Open oligriffiths opened 3 years ago
It relies on the C++ PiGPIO, which depends on system libraries only available on the Raspberry Pi.
You can get around this with npm install --force
, however if you try and run the code it will crash on startup, and will likely also error out while trying to install.
Thanks, I only want to checkout the code on my local machine and not run it. So long as it doesn't require any libraries on the pi to actually install then the --force
command should work.
Testing this with yarn install --force
doesn't work however, do you know if it's a different command for yarn?
So long as it doesn't require any libraries on the pi to actually install then the
--force
command should work.
IIRC the pigpio npm module needs to compile the pigpio C++ library on install, so I think it actually does require these libraries on install.
Testing this with yarn install --force doesn't work however, do you know if it's a different command for yarn?
No idea I'm afraid.
Ah, is this why the PI needs to be rebooted after install? Because it does some kind of out-of-band install on the device?
Ah, is this why the PI needs to be rebooted after install? Because it does some kind of out-of-band install on the device?
That's one of a couple of reasons. It also makes a few system configuration changes as well to /boot
. It only needs to reboot if this is the first time installing it on the device.
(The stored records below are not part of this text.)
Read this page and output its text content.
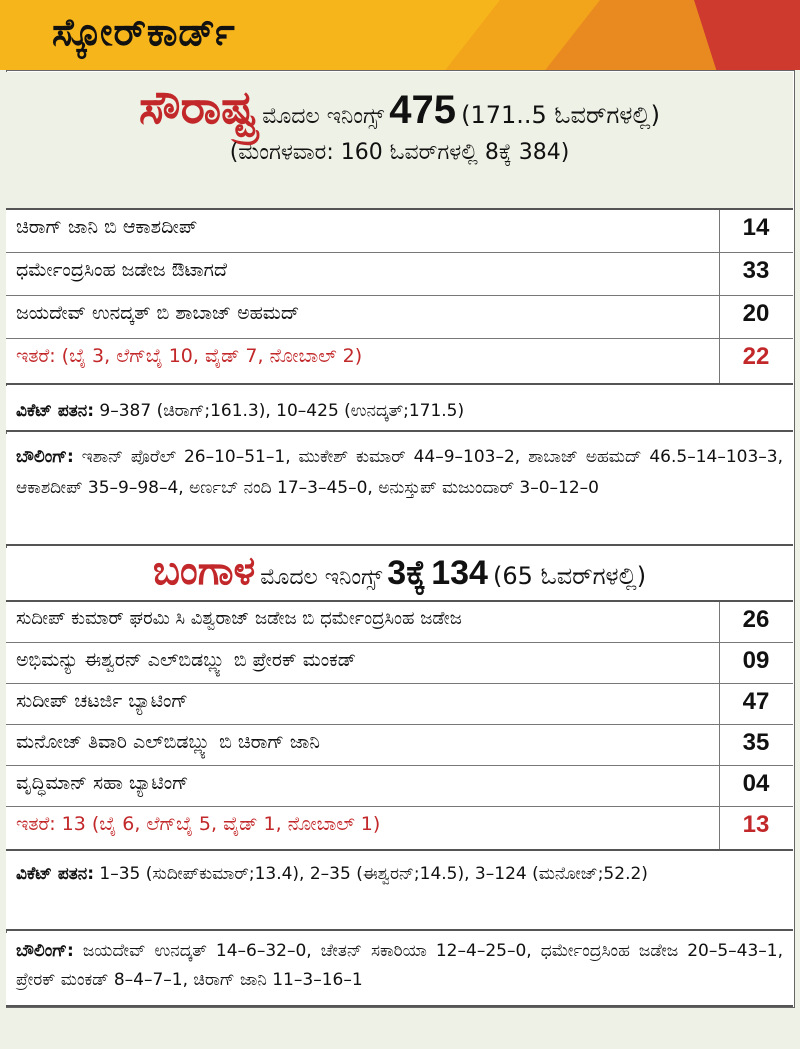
ಸ್ಕೋರ್‌ಕಾರ್ಡ್
ಸೌರಾಷ್ಟ್ರ ಮೊದಲ ಇನಿಂಗ್ಸ್ 475 (171..5 ಓವರ್‌ಗಳಲ್ಲಿ)
(ಮಂಗಳವಾರ: 160 ಓವರ್‌ಗಳಲ್ಲಿ 8ಕ್ಕೆ 384)
ಚಿರಾಗ್ ಜಾನಿ ಬಿ ಆಕಾಶದೀಪ್	14
ಧರ್ಮೇಂದ್ರಸಿಂಹ ಜಡೇಜ ಔಟಾಗದೆ	33
ಜಯದೇವ್ ಉನದ್ಕತ್ ಬಿ ಶಾಬಾಜ್ ಅಹಮದ್	20
ಇತರೆ: (ಬೈ 3, ಲೆಗ್‌ಬೈ 10, ವೈಡ್ 7, ನೋಬಾಲ್ 2)	22
ವಿಕೆಟ್ ಪತನ: 9–387 (ಚಿರಾಗ್;161.3), 10–425 (ಉನದ್ಕತ್;171.5)
ಬೌಲಿಂಗ್: ಇಶಾನ್ ಪೊರೆಲ್ 26–10–51–1, ಮುಕೇಶ್ ಕುಮಾರ್ 44–9–103–2, ಶಾಬಾಜ್ ಅಹಮದ್ 46.5–14–103–3, ಆಕಾಶದೀಪ್ 35–9–98–4, ಅರ್ಣಬ್ ನಂದಿ 17–3–45–0, ಅನುಸ್ತುಪ್ ಮಜುಂದಾರ್ 3–0–12–0
ಬಂಗಾಳ ಮೊದಲ ಇನಿಂಗ್ಸ್ 3ಕ್ಕೆ 134 (65 ಓವರ್‌ಗಳಲ್ಲಿ)
ಸುದೀಪ್ ಕುಮಾರ್ ಘರಮಿ ಸಿ ವಿಶ್ವರಾಜ್ ಜಡೇಜ ಬಿ ಧರ್ಮೇಂದ್ರಸಿಂಹ ಜಡೇಜ	26
ಅಭಿಮನ್ಯು ಈಶ್ವರನ್ ಎಲ್‌ಬಿಡಬ್ಲ್ಯು ಬಿ ಪ್ರೇರಕ್ ಮಂಕಡ್	09
ಸುದೀಪ್ ಚಟರ್ಜಿ ಬ್ಯಾಟಿಂಗ್	47
ಮನೋಜ್ ತಿವಾರಿ ಎಲ್‌ಬಿಡಬ್ಲ್ಯು ಬಿ ಚಿರಾಗ್ ಜಾನಿ	35
ವೃದ್ಧಿಮಾನ್ ಸಹಾ ಬ್ಯಾಟಿಂಗ್	04
ಇತರೆ: 13 (ಬೈ 6, ಲೆಗ್‌ಬೈ 5, ವೈಡ್ 1, ನೋಬಾಲ್ 1)	13
ವಿಕೆಟ್ ಪತನ: 1–35 (ಸುದೀಪ್‌ಕುಮಾರ್;13.4), 2–35 (ಈಶ್ವರನ್;14.5), 3–124 (ಮನೋಜ್;52.2)
ಬೌಲಿಂಗ್: ಜಯದೇವ್ ಉನದ್ಕತ್ 14–6–32–0, ಚೇತನ್ ಸಕಾರಿಯಾ 12–4–25–0, ಧರ್ಮೇಂದ್ರಸಿಂಹ ಜಡೇಜ 20–5–43–1, ಪ್ರೇರಕ್ ಮಂಕಡ್ 8–4–7–1, ಚಿರಾಗ್ ಜಾನಿ 11–3–16–1
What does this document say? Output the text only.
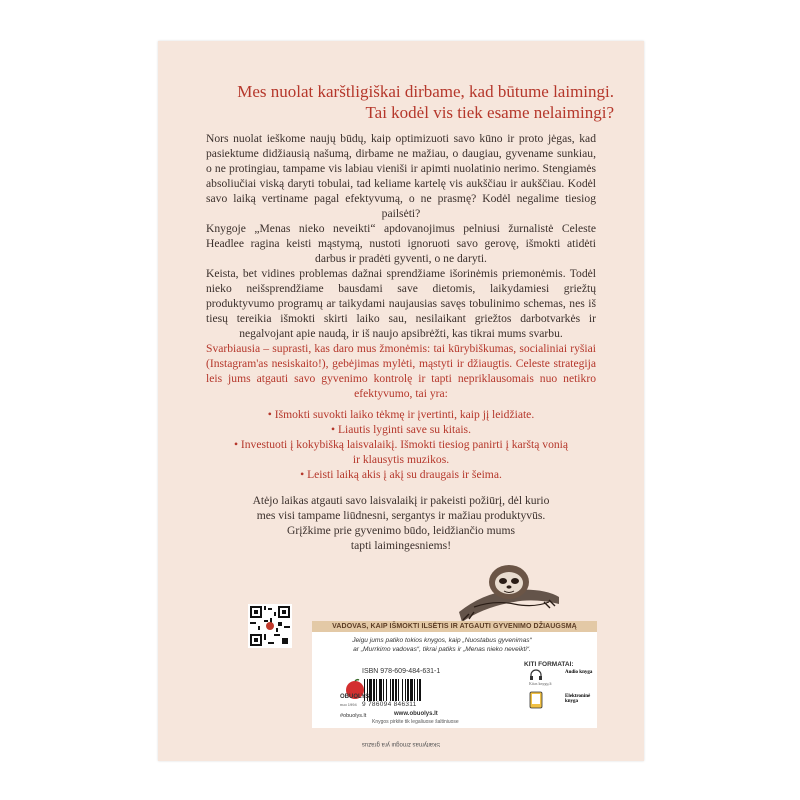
Mes nuolat karštligiškai dirbame, kad būtume laimingi.
Tai kodėl vis tiek esame nelaimingi?

Nors nuolat ieškome naujų būdų, kaip optimizuoti savo kūno ir proto jėgas, kad pasiektume didžiausią našumą, dirbame ne mažiau, o daugiau, gyvename sunkiau, o ne protingiau, tampame vis labiau vieniši ir apimti nuolatinio nerimo. Stengiamės absoliučiai viską daryti tobulai, tad keliame kartelę vis aukščiau ir aukščiau. Kodėl savo laiką vertiname pagal efektyvumą, o ne prasmę? Kodėl negalime tiesiog pailsėti?

Knygoje „Menas nieko neveikti“ apdovanojimus pelniusi žurnalistė Celeste Headlee ragina keisti mąstymą, nustoti ignoruoti savo gerovę, išmokti atidėti darbus ir pradėti gyventi, o ne daryti.

Keista, bet vidines problemas dažnai sprendžiame išorinėmis priemonėmis. Todėl nieko neišsprendžiame bausdami save dietomis, laikydamiesi griežtų produktyvumo programų ar taikydami naujausias savęs tobulinimo schemas, nes iš tiesų tereikia išmokti skirti laiko sau, nesilaikant griežtos darbotvarkės ir negalvojant apie naudą, ir iš naujo apsibrėžti, kas tikrai mums svarbu.

Svarbiausia – suprasti, kas daro mus žmonėmis: tai kūrybiškumas, socialiniai ryšiai (Instagram'as nesiskaito!), gebėjimas mylėti, mąstyti ir džiaugtis. Celeste strategija leis jums atgauti savo gyvenimo kontrolę ir tapti nepriklausomais nuo netikro efektyvumo, tai yra:

• Išmokti suvokti laiko tėkmę ir įvertinti, kaip jį leidžiate.
• Liautis lyginti save su kitais.
• Investuoti į kokybišką laisvalaikį. Išmokti tiesiog panirti į karštą vonią
ir klausytis muzikos.
• Leisti laiką akis į akį su draugais ir šeima.
Atėjo laikas atgauti savo laisvalaikį ir pakeisti požiūrį, dėl kurio
mes visi tampame liūdnesni, sergantys ir mažiau produktyvūs.
Grįžkime prie gyvenimo būdo, leidžiančio mums
tapti laimingesniems!
VADOVAS, KAIP IŠMOKTI ILSĖTIS IR ATGAUTI GYVENIMO DŽIAUGSMĄ
Jeigu jums patiko tokios knygos, kaip „Nuostabus gyvenimas“ ar „Murrkimo vadovas“, tikrai patiks ir „Menas nieko neveikti“.
ISBN 978-609-484-631-1
9 786094 846311
www.obuolys.lt
Knygos pirkite tik legaliuose šaltiniuose
KITI FORMATAI:
Kitas knygų.lt
Audio knyga
Elektroninė knyga
OBUOLYS
nuo 1994
#obuolys.lt
Skaitymas žmogui yra gražus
Gotcha. I'm just writing some initial setup instructions and wanted to see if I could get this package committed to the repo to make things easier, but it sounds like it needs to be setup on the device to ensure these out-of-band changes are made, unless there is some script that can be run to do this...
Gotcha. I'm just writing some initial setup instructions and wanted to see if I could get this package committed to the repo to make things easier, but it sounds like it needs to be setup on the device to ensure these out-of-band changes are made, unless there is some script that can be run to do this...
Yes, it has to be installed via npm/yarn on the device. Generally speaking, it's bad practice to commit node_modules
to a repo anyways, especially when native modules are in play (as is the case here) cause they may end up being built for the wrong target/architecture (different Pis have different targets/architectures, so a binary built for one won't necessarily run on another)
Generally speaking, it's bad practice to commit node_modules to a repo anyways
yeah I know, I just like to do that for packages marked as not maintained in case they go away in the future.
Generally speaking, it's bad practice to commit node_modules to a repo anyways
yeah I know, I just like to do that for packages marked as not maintained in case they go away in the future.
FWIW, packages older than 72 hours can't be deleted from npm
Oh, good to know, thank you.
IIRC the pigpio npm module needs to compile the pigpio C++ library on install, so I think it actually does require these libraries on install.
It should be possible to install the pigpio npm module successfully on any machine that supports Node.js. For example, here is what I see when I install it on an Intel based Linux machine:
$ node -v
v16.9.1
$ npm i pigpio
added 4 packages, and audited 5 packages in 8s
found 0 vulnerabilities
$
The pigpio npm module doesn't compile the pigpio C library on install. The binaries generated when the pigpio npm module is installed on a non-Pi machine will of course be completely and utterly useless at runtime. This "feature" was added to the pigpio npm module to enable developers to develop on non-Pi systems.
Hi
Can someone explain why this package has to be installed on the raspberry pi? I want to be able to commit the package to my git repo but can't install it on my macbook.